IFP data during comfortable 5-m walks were obtained using ultrasonography (SNiBLE; KONICA MINOLTA, Japan) with a new prototype linear-array transducer (3–11 MHz) (KONICA MINOLTA, Japan) (Fig. 1a). According to previous studies on the IFP [22], the transducer was placed at the frontal knee surface between tibial tuberosity and under the patella using a flexible belt that can adopt several knee flexion angles (Fig. 1b). In terms of technical aspects, the examiner first confirmed whether the IFP was located between the patellar tendon (PT) and proximal tibia.

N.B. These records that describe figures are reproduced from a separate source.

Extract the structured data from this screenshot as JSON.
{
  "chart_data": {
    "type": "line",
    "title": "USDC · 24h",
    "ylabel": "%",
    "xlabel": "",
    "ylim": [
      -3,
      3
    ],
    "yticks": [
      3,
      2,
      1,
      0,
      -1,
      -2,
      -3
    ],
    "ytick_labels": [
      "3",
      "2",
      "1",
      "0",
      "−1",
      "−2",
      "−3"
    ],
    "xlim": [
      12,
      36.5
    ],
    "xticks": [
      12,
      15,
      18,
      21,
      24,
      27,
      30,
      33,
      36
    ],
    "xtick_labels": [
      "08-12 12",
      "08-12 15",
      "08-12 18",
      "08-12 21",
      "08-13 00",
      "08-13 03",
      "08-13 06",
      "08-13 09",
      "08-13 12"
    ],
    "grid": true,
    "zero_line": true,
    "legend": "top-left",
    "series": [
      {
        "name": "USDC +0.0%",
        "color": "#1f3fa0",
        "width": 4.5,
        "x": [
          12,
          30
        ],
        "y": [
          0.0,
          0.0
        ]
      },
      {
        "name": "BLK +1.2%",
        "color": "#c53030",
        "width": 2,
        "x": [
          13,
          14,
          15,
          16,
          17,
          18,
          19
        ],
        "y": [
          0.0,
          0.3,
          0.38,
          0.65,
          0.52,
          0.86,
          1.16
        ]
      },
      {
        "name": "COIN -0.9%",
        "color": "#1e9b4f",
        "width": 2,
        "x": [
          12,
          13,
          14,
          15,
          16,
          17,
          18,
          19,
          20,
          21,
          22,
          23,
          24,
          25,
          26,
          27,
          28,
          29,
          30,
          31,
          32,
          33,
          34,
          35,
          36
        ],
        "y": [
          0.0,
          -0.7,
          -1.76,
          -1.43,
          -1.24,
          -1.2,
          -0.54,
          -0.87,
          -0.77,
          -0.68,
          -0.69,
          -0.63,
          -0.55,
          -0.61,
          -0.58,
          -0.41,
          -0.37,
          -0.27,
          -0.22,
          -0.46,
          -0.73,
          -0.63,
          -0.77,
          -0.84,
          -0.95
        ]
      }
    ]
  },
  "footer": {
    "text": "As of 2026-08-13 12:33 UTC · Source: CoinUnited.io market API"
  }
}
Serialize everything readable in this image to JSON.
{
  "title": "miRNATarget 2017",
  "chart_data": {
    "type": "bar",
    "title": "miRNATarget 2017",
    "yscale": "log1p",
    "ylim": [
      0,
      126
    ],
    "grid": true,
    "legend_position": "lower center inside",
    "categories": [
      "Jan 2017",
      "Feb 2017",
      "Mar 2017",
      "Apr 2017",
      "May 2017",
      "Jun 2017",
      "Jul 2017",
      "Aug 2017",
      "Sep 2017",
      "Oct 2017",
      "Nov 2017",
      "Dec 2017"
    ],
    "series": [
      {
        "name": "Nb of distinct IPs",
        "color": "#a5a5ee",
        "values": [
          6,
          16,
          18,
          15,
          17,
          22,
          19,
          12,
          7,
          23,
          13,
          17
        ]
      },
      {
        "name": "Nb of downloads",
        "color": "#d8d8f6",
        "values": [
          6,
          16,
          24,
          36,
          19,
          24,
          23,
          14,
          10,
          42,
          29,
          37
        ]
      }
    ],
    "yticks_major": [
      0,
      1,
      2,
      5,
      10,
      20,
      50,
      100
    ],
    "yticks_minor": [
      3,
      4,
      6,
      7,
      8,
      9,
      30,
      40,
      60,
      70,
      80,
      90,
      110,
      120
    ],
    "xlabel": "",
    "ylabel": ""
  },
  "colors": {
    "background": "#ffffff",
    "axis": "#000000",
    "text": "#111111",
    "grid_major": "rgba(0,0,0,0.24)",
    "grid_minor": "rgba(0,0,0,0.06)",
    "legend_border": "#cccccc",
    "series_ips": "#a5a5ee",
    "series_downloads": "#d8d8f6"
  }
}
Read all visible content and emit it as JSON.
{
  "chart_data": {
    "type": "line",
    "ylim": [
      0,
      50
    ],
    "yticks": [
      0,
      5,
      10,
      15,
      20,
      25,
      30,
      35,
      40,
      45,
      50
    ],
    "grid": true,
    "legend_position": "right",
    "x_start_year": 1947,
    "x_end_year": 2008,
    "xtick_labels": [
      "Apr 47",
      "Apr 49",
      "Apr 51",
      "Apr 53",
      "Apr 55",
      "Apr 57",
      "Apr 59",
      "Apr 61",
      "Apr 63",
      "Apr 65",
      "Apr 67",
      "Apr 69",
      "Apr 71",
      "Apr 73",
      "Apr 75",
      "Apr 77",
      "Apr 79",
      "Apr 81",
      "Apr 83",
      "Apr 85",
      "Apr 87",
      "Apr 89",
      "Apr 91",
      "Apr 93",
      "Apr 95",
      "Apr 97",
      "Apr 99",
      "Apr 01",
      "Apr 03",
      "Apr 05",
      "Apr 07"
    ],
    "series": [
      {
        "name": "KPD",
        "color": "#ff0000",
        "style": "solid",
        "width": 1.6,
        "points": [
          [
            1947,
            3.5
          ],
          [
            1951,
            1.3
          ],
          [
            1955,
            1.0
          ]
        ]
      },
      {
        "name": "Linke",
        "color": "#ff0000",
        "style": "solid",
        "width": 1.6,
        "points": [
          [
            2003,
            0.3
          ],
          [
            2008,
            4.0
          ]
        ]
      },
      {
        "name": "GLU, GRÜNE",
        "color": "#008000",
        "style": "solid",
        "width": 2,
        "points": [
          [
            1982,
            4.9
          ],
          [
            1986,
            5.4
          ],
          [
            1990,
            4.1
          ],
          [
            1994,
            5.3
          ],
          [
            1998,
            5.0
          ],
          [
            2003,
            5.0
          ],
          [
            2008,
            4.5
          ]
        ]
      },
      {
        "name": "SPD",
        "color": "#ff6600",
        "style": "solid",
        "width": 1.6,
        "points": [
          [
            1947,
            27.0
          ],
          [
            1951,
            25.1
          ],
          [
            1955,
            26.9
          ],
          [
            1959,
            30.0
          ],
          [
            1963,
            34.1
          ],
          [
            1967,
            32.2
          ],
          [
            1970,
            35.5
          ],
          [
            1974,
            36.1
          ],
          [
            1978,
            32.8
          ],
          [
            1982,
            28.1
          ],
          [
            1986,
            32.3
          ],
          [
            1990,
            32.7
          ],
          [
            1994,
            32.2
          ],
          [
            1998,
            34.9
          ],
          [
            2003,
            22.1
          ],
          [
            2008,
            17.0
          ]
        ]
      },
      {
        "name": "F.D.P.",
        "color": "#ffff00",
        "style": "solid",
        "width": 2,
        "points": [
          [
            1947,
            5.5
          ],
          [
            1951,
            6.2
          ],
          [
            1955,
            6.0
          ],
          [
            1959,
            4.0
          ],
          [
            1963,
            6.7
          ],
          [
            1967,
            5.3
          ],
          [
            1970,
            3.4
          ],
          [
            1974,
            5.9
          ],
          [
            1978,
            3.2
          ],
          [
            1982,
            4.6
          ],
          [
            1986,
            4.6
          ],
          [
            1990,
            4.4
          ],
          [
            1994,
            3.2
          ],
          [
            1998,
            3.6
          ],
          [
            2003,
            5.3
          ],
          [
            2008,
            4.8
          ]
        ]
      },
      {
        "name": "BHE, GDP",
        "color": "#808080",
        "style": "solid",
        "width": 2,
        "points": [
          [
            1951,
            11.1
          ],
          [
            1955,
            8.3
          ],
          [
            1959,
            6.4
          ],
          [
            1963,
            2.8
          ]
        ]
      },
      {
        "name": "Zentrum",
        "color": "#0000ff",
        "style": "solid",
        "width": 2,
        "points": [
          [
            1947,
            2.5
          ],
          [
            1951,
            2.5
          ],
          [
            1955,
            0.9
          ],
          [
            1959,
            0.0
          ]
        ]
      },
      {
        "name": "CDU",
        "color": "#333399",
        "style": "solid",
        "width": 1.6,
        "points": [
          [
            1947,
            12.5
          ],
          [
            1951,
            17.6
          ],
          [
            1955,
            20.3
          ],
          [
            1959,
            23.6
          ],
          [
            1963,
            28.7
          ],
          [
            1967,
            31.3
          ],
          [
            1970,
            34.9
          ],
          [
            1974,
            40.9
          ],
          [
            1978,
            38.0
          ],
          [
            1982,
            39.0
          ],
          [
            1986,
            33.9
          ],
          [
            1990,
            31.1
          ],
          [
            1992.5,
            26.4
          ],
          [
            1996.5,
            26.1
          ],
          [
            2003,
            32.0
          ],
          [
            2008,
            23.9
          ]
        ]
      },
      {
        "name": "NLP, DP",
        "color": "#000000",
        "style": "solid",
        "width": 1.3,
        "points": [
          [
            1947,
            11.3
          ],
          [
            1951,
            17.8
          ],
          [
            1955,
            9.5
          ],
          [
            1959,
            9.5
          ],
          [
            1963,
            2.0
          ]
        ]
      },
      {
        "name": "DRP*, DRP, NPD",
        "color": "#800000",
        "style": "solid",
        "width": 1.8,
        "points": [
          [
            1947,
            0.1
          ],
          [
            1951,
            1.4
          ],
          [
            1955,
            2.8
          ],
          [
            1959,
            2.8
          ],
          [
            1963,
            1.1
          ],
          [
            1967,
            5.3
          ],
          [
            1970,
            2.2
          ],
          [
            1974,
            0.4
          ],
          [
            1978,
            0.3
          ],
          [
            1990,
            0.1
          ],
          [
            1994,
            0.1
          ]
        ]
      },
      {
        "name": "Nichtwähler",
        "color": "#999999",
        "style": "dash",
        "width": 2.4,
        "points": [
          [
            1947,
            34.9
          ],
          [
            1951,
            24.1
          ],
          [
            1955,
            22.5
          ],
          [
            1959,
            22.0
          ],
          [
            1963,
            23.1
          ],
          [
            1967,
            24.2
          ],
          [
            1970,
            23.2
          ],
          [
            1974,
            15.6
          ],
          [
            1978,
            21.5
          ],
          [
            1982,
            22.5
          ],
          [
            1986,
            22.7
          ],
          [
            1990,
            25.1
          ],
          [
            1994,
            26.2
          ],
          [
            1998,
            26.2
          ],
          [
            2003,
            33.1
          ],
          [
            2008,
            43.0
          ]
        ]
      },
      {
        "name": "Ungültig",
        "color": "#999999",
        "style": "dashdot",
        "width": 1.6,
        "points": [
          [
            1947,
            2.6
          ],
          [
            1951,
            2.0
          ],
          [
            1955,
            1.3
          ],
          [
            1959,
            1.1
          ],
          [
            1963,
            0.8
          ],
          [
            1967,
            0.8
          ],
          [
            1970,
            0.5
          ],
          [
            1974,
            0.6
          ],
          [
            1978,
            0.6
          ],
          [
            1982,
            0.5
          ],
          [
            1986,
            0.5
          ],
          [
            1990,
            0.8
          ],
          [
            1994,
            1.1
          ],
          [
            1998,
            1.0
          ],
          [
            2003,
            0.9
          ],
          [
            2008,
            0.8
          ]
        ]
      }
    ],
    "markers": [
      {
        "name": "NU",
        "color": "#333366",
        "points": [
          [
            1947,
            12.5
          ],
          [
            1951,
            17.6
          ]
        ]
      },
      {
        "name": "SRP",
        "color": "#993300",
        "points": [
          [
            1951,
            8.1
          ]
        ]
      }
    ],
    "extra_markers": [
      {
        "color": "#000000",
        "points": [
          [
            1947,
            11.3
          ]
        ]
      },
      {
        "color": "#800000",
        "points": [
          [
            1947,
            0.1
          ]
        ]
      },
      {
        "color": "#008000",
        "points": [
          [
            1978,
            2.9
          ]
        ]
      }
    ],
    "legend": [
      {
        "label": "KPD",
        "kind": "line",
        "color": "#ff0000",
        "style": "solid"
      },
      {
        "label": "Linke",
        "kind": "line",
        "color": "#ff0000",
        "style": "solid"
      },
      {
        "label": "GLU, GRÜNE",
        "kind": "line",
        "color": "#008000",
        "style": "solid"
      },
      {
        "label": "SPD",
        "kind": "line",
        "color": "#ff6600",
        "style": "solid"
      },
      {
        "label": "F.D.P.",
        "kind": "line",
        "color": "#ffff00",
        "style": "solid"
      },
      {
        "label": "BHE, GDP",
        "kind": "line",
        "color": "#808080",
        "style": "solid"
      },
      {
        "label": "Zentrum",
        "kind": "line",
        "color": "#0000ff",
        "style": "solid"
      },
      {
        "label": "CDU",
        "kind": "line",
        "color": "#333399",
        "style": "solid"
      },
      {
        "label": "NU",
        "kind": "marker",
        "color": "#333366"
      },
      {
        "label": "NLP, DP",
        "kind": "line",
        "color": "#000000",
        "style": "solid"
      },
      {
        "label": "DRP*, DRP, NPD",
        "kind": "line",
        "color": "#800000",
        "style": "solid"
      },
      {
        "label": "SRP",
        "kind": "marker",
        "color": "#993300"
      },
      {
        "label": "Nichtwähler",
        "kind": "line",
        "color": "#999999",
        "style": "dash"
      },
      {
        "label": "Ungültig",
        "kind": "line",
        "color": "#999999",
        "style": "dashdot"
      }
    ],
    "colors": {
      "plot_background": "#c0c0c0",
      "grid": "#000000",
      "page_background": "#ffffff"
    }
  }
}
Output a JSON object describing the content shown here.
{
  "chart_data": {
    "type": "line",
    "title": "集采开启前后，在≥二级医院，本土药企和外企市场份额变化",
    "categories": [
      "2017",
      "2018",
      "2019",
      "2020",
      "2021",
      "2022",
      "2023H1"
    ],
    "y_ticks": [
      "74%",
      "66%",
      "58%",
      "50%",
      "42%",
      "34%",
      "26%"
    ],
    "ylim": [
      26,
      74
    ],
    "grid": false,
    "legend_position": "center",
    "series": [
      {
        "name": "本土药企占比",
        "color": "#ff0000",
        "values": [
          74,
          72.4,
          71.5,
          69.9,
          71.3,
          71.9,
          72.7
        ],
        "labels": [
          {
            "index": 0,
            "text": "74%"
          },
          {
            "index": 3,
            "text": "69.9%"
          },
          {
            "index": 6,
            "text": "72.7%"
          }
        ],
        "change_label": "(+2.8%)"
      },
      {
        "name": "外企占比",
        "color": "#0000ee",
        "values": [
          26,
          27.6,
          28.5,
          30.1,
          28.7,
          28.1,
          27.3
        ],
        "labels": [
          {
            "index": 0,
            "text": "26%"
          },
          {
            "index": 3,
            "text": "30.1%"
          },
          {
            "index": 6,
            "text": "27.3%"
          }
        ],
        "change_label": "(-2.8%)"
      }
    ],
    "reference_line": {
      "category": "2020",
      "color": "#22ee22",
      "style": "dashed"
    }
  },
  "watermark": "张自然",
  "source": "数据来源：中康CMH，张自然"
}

The participants were then asked to contract their quadricep muscles to observe a straight PT. Through these processes, a clear ultrasound image was obtained (Fig. 2).

Fig. 1figure 1

Snapshot of motion analysis during walking (a) and a transducer placed at the frontal knee surface between tibial tuberosity and under the patella (b)

Fig. 2figure 2

Representative image of the IFP. Two dotted lines show the undersurface of the PT and tibia cortex. The arrow shows the thickness of the IFP indicated by a perpendicular line drawn from the tendon to the cortex point, 10 mm proximal to the tendon insertion. IFP, infrapatellar fat pad; PT, patella tendon; T, Tibia

Ultrasonography was synchronized with a motion analysis system, and the IFP, kinematics, and kinetic data were simultaneously obtained. The IFP was evaluated in the stance phase on the single gait cycle and recorded in the video mode with a 30 Hz sample rate. Approximately 20 ultrasound images were obtained in a single step. Following a previous study [22], the IFP thickness was defined as a vertical line to the undersurface of the PT from the tibial cortex point, which was located 10 mm proximal to the PT insertion. It was calculated for each image using the Kinovea software (v0.827, Kinovea open-source project), and the IFP waveform was composed of sequential IFP values (Fig. 3). Moreover, the waveform was normalized to 100 data points to compare different numbers of images. The difference between the IFP thickness at initial contact and maximum in the stance phase was calculated as morphological changes in IFP defined as ΔIFP. Eventually, the representative value, which was determined by averaging three random steps, was used in statistical analyses. We also calculated the thickness of the IFP in the supine and standing positions.

Fig. 3figure 3

Representative images of IFP dynamics during the stance phase of the single gait cycle (a). The yellow lines show the region of the IFP. The waveform of IFP thickness during the stance phase (b); dashed lines indicate the maximum value and the value at initial contact. ∆ is indicated by arrow between dashed lines. IFP, infrapatellar fat pad

To demonstrate the reliability of the IFP thickness, a preliminary study was conducted by two examiners and included repeated retest trials using eight knees of eight healthy volunteers. The intraclass correlation coefficient (ICC) was used to analyze the intra- and inter-rater reliabilities. Regarding the maximum IFP thickness during walking, ICC (1,3) and ICC (2,3) were 0.942 and 0.890, respectively. Regarding the minimum IFP thickness during walking, ICC (1,3) and ICC (2,3) were 0.930 and 0.737, respectively. Regarding ΔIFP during walking, ICC (1,3) and ICC (2,3) were 0.857 and 0.602, respectively [21].

Statistical analyses

Demographic, IFP, and kinematic and kinetic parameters were analyzed using SPSS Version 23 (Released 2015; IBM Corp., Armonk, NY, USA). For each data point, normality was confirmed using the Shapiro–Wilk assay. To compare groups, one-way analysis of variance or the Kruskal–Wallis test was performed, and the Tukey test or Steel–Dwass test was used for multiple comparisons. In addition, correlation analysis using Pearson or Spearman were conducted to investigate the relationship between ΔIFP and gait parameters, including the knee angle and moment. The significance level was set at p < 0.05.

The pos-hoc analyses demonstrated using G*power 3.1.9.7 calculated the significant power to detect the ΔIFP difference between patients with knee OA and healthy elderly volunteers. Effect size and power were 0.86 and 99%, respectively.